The Faida canal is located near the Kurdish city of Duhok, in Iraq. It is 4.4 miles long, with an average width of 3 feet. It was dug into limestone but now it is mostly covered by rocks that eroded from the mountains. Secondary canals branch off, presumably to spread the water to fields and for other uses.
The canal was fed by karst springs, and despite centuries of upheaval in the area, the water still flows in the canal.
In 2012, the Iraqi war did get to within about 15 miles of the dig, which potentially endangered the sites. However, Faida is not threatened by violence at the moment. The main threats are vandalism and the expansion of a nearby village, said Bonacossi.
The reliefs are around 16 feet high and 6.5 feet wide. The researchers used a drone to investigate the site before they went to uncover the reliefs, which were first discovered by a British expedition in 1973. Nearby warfare made excavation dangerous, and the reliefs were left buried over the decades for their protection, although the uppermost part was visible before excavation. More recently, using imaging technology, the researchers were able to record what was on the reliefs in case they became damaged.
There are not many other Assyrian remains left. These are the first Assyrian reliefs to be discovered since 1845.
From 925-725 B.C., the area had unusually high precipitation that scientists have dubbed the Assyrian megapluvial. The area was lush and productive. It was followed by a drought that lasted until 550 B.C., coincidental to the decline of the empire.
The drought was also accompanied by tensions between the Assyrians and the nearby Babylonians, and another group called the Medians, Bonacossi wrote in an email.
Nabopolassar, king of Babylonia and the father of Nebuchadnezzar, finally defeated the Assyrians with the help of the Medians, and they were absorbed into the new Babylonian empire. After the Assyrians drove the Hebrews into exile the Babylonian king Nebuchadnezzar eventually let them return.

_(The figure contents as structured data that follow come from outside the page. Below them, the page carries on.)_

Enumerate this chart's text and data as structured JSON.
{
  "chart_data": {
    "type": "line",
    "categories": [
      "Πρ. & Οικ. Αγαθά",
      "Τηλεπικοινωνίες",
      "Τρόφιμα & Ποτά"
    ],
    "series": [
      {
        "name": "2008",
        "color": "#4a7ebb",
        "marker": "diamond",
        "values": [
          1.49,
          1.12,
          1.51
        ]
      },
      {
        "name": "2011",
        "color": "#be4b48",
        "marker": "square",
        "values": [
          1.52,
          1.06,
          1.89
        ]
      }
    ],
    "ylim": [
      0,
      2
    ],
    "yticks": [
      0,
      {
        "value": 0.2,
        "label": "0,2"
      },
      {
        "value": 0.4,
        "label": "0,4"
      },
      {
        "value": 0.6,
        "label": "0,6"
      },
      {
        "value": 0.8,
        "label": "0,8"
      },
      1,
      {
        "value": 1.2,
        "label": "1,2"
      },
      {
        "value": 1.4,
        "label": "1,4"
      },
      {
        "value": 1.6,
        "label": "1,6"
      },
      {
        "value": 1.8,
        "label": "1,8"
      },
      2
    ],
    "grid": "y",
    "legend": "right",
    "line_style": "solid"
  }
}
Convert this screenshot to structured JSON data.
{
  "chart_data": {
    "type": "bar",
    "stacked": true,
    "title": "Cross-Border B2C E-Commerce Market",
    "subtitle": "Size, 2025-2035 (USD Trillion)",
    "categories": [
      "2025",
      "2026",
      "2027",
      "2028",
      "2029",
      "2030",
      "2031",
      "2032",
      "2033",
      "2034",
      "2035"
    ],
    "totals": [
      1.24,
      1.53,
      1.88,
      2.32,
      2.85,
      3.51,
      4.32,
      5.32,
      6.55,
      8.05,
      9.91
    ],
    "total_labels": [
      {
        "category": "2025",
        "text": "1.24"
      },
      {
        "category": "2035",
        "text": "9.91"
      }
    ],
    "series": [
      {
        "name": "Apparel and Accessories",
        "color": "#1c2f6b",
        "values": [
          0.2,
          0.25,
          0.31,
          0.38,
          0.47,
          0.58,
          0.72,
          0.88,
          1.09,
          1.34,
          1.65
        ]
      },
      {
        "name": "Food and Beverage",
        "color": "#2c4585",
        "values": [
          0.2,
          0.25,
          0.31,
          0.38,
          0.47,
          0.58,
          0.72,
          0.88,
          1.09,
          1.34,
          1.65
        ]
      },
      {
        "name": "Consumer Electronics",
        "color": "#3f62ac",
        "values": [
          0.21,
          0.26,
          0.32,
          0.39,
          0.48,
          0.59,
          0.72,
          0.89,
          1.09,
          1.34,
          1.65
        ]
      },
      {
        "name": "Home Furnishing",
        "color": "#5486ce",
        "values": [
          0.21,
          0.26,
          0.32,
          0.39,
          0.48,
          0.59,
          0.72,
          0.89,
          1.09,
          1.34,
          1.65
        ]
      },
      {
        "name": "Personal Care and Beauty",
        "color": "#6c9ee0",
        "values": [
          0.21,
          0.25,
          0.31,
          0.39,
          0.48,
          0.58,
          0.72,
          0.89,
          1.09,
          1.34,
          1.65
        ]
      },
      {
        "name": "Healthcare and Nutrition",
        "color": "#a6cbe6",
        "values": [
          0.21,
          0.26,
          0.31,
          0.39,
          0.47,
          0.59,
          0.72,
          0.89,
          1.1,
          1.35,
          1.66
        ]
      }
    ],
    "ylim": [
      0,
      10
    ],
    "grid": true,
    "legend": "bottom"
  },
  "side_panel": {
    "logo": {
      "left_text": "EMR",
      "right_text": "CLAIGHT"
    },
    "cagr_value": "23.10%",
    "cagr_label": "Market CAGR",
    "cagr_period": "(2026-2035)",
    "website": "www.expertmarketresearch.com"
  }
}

The Assyrians were almost indistinguishable from the Babylonians, said Tammi Schneider, professor of religion at Claremont Graduate University in California.
Their languages were so similar that Babylonians and Assyrians could probably understand each other. Their alphabets were also similar. They had essentially the same religion; their gods had different names but were very similar.
“The current political situation has not impeded research,” Bonacossi wrote, “but at certain moments made it more difficult.” At times in the past decade, ISIS was active in the area, which led the Italians and Iraqis to leave the reliefs buried to reduce the chance that ISIS would destroy them as they have other cultural sites.
One goal of the archaeologists is to eventually turn the area into an archaeological park, something like the ruins of Nineveh were before war broke out.